Les défis sécuritaires comme variable clé
La persistance des attaques jihadistes et des violences intercommunautaires au Mali constitue un frein structurel à l’activité économique. Les banques doivent composer avec des risques accrus de cyberattaques, de perturbations logistiques et de dégradation des conditions de travail dans les zones sensibles. Bank Of Africa Mali a renforcé ses dispositifs de sécurité et de continuité d’activité, mais ces mesures pèsent sur les coûts d’exploitation. La banque mise également sur la digitalisation pour réduire sa dépendance aux agences physiques dans les zones à risque.
Une dynamique à consolider
Si la tendance est positive pour Bank Of Africa Mali, la soutenabilité de cette croissance dépendra de l’évolution du contexte sécuritaire et de la reprise économique au Mali et dans la région. La banque devra continuer à innover pour répondre aux besoins de financement tout en maîtrisant les risques. Le secteur bancaire ouest-africain, intégré au sein de l’UEMOA et de la CEDEAO, reste soutenu par des cadres réglementaires solides et une liquidité abondante, mais il est exposé aux aléas géopolitiques et climatiques.

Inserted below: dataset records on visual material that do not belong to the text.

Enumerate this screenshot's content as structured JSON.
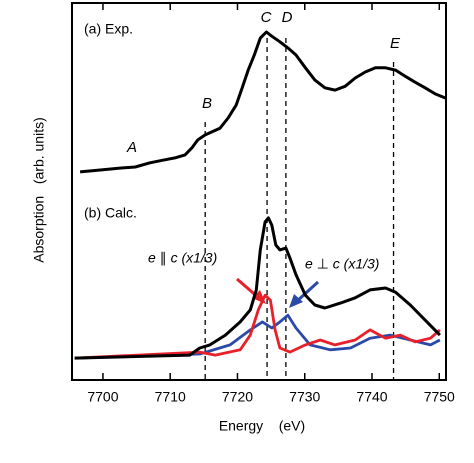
{
  "chart_data": {
    "type": "line",
    "xlabel": "Energy    (eV)",
    "ylabel": "Absorption   (arb. units)",
    "xlim": [
      7695.4,
      7751
    ],
    "ylim": [
      0,
      100
    ],
    "xticks": [
      7700,
      7710,
      7720,
      7730,
      7740,
      7750
    ],
    "panel_labels": [
      "(a) Exp.",
      "(b) Calc."
    ],
    "feature_labels": [
      "A",
      "B",
      "C",
      "D",
      "E"
    ],
    "feature_lines": [
      7715.2,
      7724.4,
      7727.2,
      7743.2
    ],
    "series_labels": [
      "e ∥ c (x1/3)",
      "e ⊥ c (x1/3)"
    ],
    "series": [
      {
        "color": "#000000",
        "x": [
          7696.6,
          7699.6,
          7702.5,
          7704.8,
          7707.0,
          7709.2,
          7710.7,
          7712.2,
          7713.2,
          7714.1,
          7715.2,
          7716.2,
          7717.4,
          7718.6,
          7719.8,
          7720.7,
          7721.6,
          7722.5,
          7723.4,
          7724.3,
          7725.1,
          7726.3,
          7727.5,
          7728.7,
          7730.1,
          7731.5,
          7733.0,
          7734.5,
          7736.0,
          7737.5,
          7739.0,
          7740.5,
          7742.0,
          7743.5,
          7744.9,
          7746.4,
          7747.9,
          7749.4,
          7750.9
        ],
        "values": [
          55.2,
          55.7,
          56.2,
          56.5,
          57.6,
          58.4,
          58.9,
          59.7,
          61.5,
          63.7,
          65.0,
          65.8,
          66.8,
          69.5,
          72.9,
          77.5,
          82.2,
          86.2,
          90.7,
          92.3,
          91.2,
          89.7,
          88.1,
          86.2,
          82.8,
          79.6,
          77.5,
          76.9,
          77.9,
          80.1,
          81.7,
          82.8,
          82.8,
          82.2,
          80.6,
          79.0,
          77.5,
          75.9,
          74.8
        ]
      },
      {
        "color": "#000000",
        "x": [
          7695.8,
          7712.9,
          7714.4,
          7715.9,
          7718.2,
          7720.4,
          7721.9,
          7722.8,
          7723.4,
          7724.1,
          7724.6,
          7725.1,
          7725.7,
          7726.3,
          7727.2,
          7727.8,
          7728.7,
          7730.1,
          7731.5,
          7733.0,
          7735.3,
          7737.5,
          7739.7,
          7742.0,
          7743.5,
          7745.7,
          7747.9,
          7750.1
        ],
        "values": [
          5.8,
          6.6,
          8.5,
          9.3,
          11.9,
          15.4,
          18.6,
          23.9,
          34.5,
          41.9,
          43.0,
          41.1,
          35.8,
          34.5,
          35.0,
          32.4,
          27.9,
          22.5,
          19.9,
          19.1,
          20.4,
          21.8,
          23.9,
          24.4,
          23.3,
          19.9,
          15.9,
          11.9
        ]
      },
      {
        "color": "#e8202a",
        "x": [
          7695.8,
          7714.4,
          7716.7,
          7720.4,
          7721.9,
          7723.1,
          7724.1,
          7724.9,
          7725.6,
          7726.3,
          7727.8,
          7730.1,
          7732.3,
          7734.5,
          7737.5,
          7739.7,
          7742.0,
          7744.2,
          7746.4,
          7748.7,
          7750.1
        ],
        "values": [
          5.8,
          7.4,
          6.6,
          8.0,
          11.9,
          18.6,
          22.5,
          21.2,
          13.3,
          8.5,
          7.4,
          9.3,
          10.6,
          9.3,
          10.6,
          13.3,
          11.1,
          11.9,
          10.1,
          11.1,
          13.3
        ]
      },
      {
        "color": "#2b4aa8",
        "x": [
          7695.8,
          7714.4,
          7718.9,
          7721.9,
          7723.7,
          7725.1,
          7726.3,
          7727.5,
          7728.7,
          7730.8,
          7733.8,
          7736.8,
          7739.7,
          7742.7,
          7745.7,
          7748.7,
          7750.1
        ],
        "values": [
          5.8,
          6.9,
          9.3,
          13.3,
          15.4,
          13.8,
          15.4,
          17.2,
          13.8,
          9.3,
          8.0,
          8.5,
          11.1,
          11.9,
          10.6,
          9.3,
          10.6
        ]
      }
    ]
  }
}
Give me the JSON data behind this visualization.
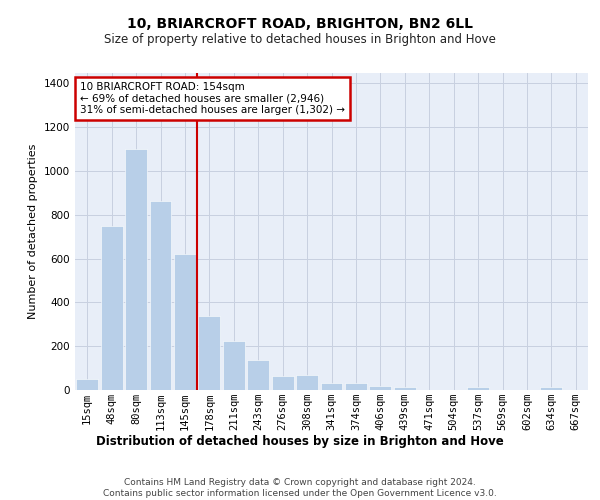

Perspectives régionales : le bancaire comme révélateur
La résilience de Bank Of Africa Mali s’inscrit dans une dynamique plus large de transformation du secteur financier en Afrique de l’Ouest. Les banques multiplient les partenariats avec les fintechs pour toucher les populations non bancarisées et optimiser leurs services. Cependant, cette transformation exige des investissements importants, que seules les banques les plus solides peuvent assumer. La question centrale reste de savoir si les performances actuelles peuvent être maintenues sans une amélioration significative de l’environnement des affaires et de la sécurité dans la sous-région.
Bank Of Africa Mali offre un cas d’école de la résilience bancaire dans un environnement fragile. Alors que l’Afrique de l’Ouest cherche à combler son déficit d’infrastructures et à diversifier ses économies, la santé du secteur bancaire reste un indicateur clé de la capacité de la région à attirer des financements et à soutenir sa croissance. La trajectoire de la banque malienne mérite d’être suivie, car elle pourrait préfigurer l’évolution d’autres établissements confrontés à des défis similaires sur le continent.